Paper No. 1
Presentation Time: 1:30 PM
DIEL FLUCTUATION OF HEAVY METALS AND RARE EARTH ELEMENTS IN A MOUNTAIN STREAM WITH ACIDIC TO NEUTRAL PH
GAMMONS, Christopher H., Geological Engineering, Montana Tech of The Univ of Montana, 1300 West Park Street, Butte, MT 59701, NIMICK, David A., U.S. Geol Survey, 3162 Bozeman Avenue, Helena, MT 59601, PARKER, Stephen R., Chemistry and Geochemistry, Montana Tech of The Univ of Montana, 1300 West Park Street, Butte, MT 59701 and WOOD, Scott A., Department of Geological Sciences, Univ of Idaho, Mines Building, Box 3022, Moscow, ID 83844, cgammons@mtech.edu
Three simultaneous 24-hour samplings were conducted to examine diel fluctuations in metal concentrations in Fisher Creek, a small mountain stream in Montana receiving acid mine drainage. Average pHs at the upstream (F1), middle (F2), and downstream (F3) monitoring sites were 3.31, 5.46, and 6.80, respectively. The increase in pH was due to mixing with tributary streams and influent groundwater, and resulted in precipitation of hydrous ferric and aluminum oxides on the streambed. At the acidic upstream stations (F1 and F2), iron was the only solute to show significant diel variations, with daytime photo-reduction of Fe(III) to Fe(II) being the main process. A 7-fold increase in Fe
2+ and total dissolved Fe was noted at F2 during the day. At the downstream, pH-neutral station (F3), dissolved Fe(II) no longer displayed a photo-reduction trend, but rather increased at night, along with Cu, Mn, Zn, Cd, and the rare earth elements (REE). Copper, the main element of concern in Fisher Creek, showed a 2.5-fold increase in concentration between sunset and sunrise. Dissolved REE increased 4-fold in the same time period. Shale-normalized REE profiles for F3 water samples have a weak slope, angled down across the periodic table (i.e., depleted in heavy REE), and show very little change in shape with time of day.
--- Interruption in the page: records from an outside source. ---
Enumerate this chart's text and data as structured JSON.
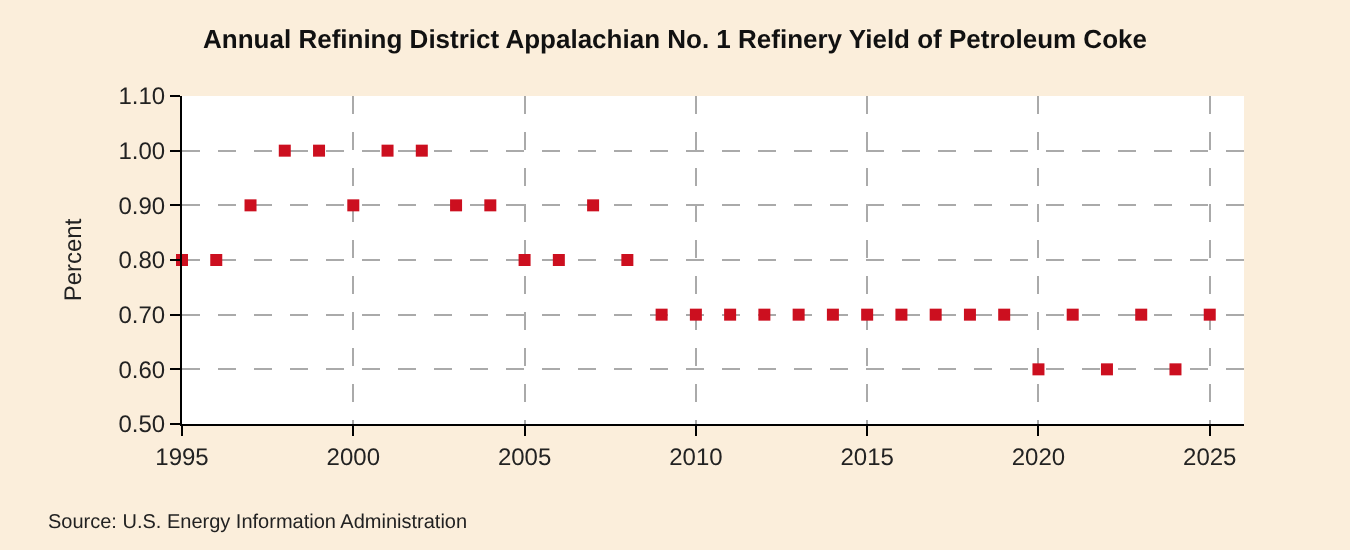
{
  "chart_data": {
    "type": "scatter",
    "title": "Annual Refining District Appalachian No. 1 Refinery Yield of Petroleum Coke",
    "ylabel": "Percent",
    "x": [
      1995,
      1996,
      1997,
      1998,
      1999,
      2000,
      2001,
      2002,
      2003,
      2004,
      2005,
      2006,
      2007,
      2008,
      2009,
      2010,
      2011,
      2012,
      2013,
      2014,
      2015,
      2016,
      2017,
      2018,
      2019,
      2020,
      2021,
      2022,
      2023,
      2024,
      2025
    ],
    "series": [
      {
        "color": "#cc0f1f",
        "values": [
          0.8,
          0.8,
          0.9,
          1.0,
          1.0,
          0.9,
          1.0,
          1.0,
          0.9,
          0.9,
          0.8,
          0.8,
          0.9,
          0.8,
          0.7,
          0.7,
          0.7,
          0.7,
          0.7,
          0.7,
          0.7,
          0.7,
          0.7,
          0.7,
          0.7,
          0.6,
          0.7,
          0.6,
          0.7,
          0.6,
          0.7
        ]
      }
    ],
    "xlim": [
      1995,
      2026
    ],
    "xticks": [
      1995,
      2000,
      2005,
      2010,
      2015,
      2020,
      2025
    ],
    "ylim": [
      0.5,
      1.1
    ],
    "yticks": [
      {
        "value": 0.5,
        "label": "0.50"
      },
      {
        "value": 0.6,
        "label": "0.60"
      },
      {
        "value": 0.7,
        "label": "0.70"
      },
      {
        "value": 0.8,
        "label": "0.80"
      },
      {
        "value": 0.9,
        "label": "0.90"
      },
      {
        "value": 1.0,
        "label": "1.00"
      },
      {
        "value": 1.1,
        "label": "1.10"
      }
    ],
    "grid": true,
    "marker": "square",
    "legend": false,
    "annotations": [
      "Source: U.S. Energy Information Administration"
    ]
  }
}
Whereas the 24-hour range in stream temperature was large (11°C), the diel range in pH at F3 was only 0.07 units. We propose that the observed diel trends in cationic metals at F3 are driven by temperature-dependent sorption onto hydrous ferric oxide (HFO) on the streambed, or suspended in the water column. Previous experimental studies show that adsorption of metal cations onto HFO is an endothermic process, and therefore is favored by increase in temperature. Sorption of Cu and Zn onto HFO at F3 was simulated using PHREEQCI 2.8. Satisfactory agreement was obtained between predicted vs. observed diel trends, but only if adsorption enthalpies are added to the thermodynamic database, to accommodate temperature changes. Whereas previous studies have stressed the importance of pH in diel metal cycling in streams, Fisher Creek may be the first clear example of a stream where diel metal fluctuations are driven mainly by temperature-dependent sorption reactions.